17 In harmonie met Jezus’ illustratie van de zaaier moeten wij, gedoopte discipelen van Jezus Christus, er blijk van geven „voortreffelijke aarde” te zijn. Het „woord van het koninkrijk” dat in ons hart werd gezaaid, dient vruchten voort te brengen. Grijpen wij elke gelegenheid aan om getuigenis te geven, waardoor wij vruchten voortbrengen in de vorm van uitingen over Gods koninkrijk? (Matth. 13:3-9, 18-23) Stellen wij, in overeenstemming met Openbaring 22:1, 2, waar een deel van Jehovah’s levengevende voorziening wordt vergeleken met bomen die elke maand hun vruchten voortbrengen, vastberaden krachtsinspanningen in het werk om geen maand voorbij te laten gaan zonder dat wij er een aandeel aan hebben anderen over ons geloof te vertellen? Ook is het belangrijk dat wij ernaar streven het hart van ongelovige familieleden en kennissen te bereiken door middel van een getuigenis dat door een voortreffelijk voorbeeld in het leiden van een christelijk leven wordt ondersteund. Zou het, zonder te schipperen met betrekking tot datgene waarvan wij weten dat het juist is, niet goed zijn het te vermijden verjaardagen, feestdagen en dergelijke onnodig tot een groot strijdpunt te maken in ons contact met hen?
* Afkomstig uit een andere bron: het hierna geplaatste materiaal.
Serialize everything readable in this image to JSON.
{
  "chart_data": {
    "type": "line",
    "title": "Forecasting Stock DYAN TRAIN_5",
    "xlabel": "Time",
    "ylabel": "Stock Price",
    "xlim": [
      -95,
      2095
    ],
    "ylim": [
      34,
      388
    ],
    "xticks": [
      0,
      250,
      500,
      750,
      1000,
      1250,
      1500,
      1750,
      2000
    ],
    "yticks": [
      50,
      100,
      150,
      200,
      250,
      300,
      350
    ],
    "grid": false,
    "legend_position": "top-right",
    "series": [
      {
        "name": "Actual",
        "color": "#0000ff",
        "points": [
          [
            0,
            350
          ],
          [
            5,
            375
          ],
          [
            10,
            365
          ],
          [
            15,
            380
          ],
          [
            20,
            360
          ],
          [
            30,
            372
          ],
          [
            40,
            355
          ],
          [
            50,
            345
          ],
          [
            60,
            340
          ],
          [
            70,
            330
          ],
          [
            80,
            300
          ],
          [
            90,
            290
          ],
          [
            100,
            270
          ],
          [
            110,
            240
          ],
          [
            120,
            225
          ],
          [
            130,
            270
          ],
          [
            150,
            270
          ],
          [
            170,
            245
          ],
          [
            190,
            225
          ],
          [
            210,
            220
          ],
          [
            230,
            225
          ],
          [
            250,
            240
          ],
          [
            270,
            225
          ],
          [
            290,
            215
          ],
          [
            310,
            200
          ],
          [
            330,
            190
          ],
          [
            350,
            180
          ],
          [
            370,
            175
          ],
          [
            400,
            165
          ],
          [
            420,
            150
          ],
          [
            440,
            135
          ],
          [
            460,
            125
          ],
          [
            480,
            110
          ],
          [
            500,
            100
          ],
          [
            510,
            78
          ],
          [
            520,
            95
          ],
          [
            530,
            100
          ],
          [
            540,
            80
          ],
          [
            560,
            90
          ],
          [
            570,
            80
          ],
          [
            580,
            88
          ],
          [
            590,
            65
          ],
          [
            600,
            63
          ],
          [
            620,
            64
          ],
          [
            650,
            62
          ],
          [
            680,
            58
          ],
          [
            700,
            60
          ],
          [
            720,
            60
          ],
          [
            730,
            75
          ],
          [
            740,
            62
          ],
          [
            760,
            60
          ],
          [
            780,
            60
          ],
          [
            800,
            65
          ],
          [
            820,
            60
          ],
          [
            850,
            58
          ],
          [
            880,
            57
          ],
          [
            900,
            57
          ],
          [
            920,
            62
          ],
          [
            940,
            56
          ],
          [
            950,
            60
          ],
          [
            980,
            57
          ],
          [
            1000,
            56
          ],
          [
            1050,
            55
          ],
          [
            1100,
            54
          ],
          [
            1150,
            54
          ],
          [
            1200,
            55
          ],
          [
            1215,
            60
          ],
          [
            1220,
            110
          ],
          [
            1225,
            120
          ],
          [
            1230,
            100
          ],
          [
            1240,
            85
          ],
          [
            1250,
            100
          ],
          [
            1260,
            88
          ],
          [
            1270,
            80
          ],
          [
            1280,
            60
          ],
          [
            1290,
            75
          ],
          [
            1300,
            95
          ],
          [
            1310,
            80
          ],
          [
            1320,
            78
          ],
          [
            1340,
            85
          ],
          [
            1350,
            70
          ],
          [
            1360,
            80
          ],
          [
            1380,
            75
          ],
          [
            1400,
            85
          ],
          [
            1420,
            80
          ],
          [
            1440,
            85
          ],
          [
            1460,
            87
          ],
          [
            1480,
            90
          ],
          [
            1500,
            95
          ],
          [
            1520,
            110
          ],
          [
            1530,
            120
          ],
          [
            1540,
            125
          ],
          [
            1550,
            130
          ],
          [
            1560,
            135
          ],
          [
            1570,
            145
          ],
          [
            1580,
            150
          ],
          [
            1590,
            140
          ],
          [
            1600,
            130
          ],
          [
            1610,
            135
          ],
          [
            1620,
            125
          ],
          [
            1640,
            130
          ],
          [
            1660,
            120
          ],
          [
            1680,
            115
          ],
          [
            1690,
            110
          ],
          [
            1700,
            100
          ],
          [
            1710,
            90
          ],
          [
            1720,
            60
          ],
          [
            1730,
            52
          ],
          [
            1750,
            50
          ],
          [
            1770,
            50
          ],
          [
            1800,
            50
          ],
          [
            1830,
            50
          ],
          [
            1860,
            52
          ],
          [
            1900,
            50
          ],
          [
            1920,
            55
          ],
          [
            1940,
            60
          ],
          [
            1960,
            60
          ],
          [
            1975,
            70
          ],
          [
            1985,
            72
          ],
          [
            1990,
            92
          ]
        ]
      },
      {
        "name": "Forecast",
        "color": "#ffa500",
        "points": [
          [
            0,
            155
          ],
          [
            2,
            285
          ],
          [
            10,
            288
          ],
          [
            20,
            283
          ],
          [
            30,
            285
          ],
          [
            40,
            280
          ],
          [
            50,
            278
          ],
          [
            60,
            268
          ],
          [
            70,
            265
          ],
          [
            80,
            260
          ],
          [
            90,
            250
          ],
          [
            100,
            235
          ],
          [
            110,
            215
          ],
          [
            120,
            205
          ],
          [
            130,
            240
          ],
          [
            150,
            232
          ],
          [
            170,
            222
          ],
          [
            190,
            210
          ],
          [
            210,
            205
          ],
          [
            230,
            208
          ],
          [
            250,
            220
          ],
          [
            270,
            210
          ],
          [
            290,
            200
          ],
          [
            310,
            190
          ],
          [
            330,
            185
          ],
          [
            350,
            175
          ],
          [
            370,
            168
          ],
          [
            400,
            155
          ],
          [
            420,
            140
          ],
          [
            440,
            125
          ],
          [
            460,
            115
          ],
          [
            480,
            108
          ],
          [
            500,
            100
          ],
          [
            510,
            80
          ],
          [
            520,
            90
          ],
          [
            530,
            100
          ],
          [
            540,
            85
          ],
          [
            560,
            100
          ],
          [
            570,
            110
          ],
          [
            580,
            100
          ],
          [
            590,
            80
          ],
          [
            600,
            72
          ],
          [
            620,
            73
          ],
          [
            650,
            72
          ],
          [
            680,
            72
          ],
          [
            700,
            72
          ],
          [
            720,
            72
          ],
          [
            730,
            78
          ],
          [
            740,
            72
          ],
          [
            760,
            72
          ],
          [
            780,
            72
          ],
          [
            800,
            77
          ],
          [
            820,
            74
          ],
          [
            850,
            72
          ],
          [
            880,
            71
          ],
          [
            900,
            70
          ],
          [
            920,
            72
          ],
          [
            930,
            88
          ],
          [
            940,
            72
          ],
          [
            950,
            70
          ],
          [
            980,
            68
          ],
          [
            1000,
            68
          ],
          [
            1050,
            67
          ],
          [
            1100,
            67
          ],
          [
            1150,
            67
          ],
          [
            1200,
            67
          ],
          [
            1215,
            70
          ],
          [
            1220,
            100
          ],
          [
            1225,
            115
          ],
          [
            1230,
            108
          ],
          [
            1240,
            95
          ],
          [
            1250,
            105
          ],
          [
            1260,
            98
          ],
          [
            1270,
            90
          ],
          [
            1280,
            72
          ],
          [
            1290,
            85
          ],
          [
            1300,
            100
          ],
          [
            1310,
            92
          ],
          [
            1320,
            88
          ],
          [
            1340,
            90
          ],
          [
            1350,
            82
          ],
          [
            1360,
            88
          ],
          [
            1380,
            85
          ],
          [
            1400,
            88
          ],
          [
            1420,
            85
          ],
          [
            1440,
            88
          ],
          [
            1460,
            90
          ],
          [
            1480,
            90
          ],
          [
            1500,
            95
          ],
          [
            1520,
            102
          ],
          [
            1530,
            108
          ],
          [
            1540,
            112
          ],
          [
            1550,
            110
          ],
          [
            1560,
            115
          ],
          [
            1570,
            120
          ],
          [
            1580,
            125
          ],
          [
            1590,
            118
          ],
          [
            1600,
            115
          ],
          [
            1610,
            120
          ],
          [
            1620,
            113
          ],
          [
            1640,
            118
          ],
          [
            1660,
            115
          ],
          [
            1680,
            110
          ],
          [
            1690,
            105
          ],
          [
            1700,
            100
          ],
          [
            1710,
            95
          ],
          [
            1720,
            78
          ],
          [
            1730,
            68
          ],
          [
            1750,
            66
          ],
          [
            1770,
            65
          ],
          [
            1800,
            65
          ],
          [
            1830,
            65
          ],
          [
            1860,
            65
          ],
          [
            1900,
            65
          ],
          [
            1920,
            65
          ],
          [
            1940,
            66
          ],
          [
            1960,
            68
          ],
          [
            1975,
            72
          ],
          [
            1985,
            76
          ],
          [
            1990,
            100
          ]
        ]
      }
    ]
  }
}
Is het niet veel beter ons erop te concentreren positieve, opbouwende gedachten uit de Schrift met hen te delen wanneer de omstandigheden zich hiertoe lenen? Onze vriendelijkheid, oprechte bezorgdheid en behulpzaamheid kunnen vaak een veel krachtiger getuigenis verschaffen dan veel woorden. — Vergelijk Romeinen 12:17-21.
18. Waarom is christelijk discipelschap lonend?
18 Het christelijke discipelschap gaat inderdaad gepaard met ernstige verantwoordelijkheden. Maar hoe lonend is ons leven! Zelfs nu ervaren wij vrede des geestes en des harten doordat wij weten dat wij de goedkeuring genieten van onze hemelse Vader en zijn Zoon. Ons leven is speciaal ingesteld op krachtsinspanningen die ten doel hebben het eeuwige welzijn van onze medemensen te bevorderen. Vol vertrouwen zien wij uit naar het „toekomende leven”, eeuwig leven in geluk in Gods rechtvaardige nieuwe ordening (1 Tim. 4:8). Ons geloof, dat zo noodzakelijk is om een opgedragen, gedoopte discipel van Jezus Christus te worden, kan ons ertoe leiden die grootse toekomst deelachtig te worden.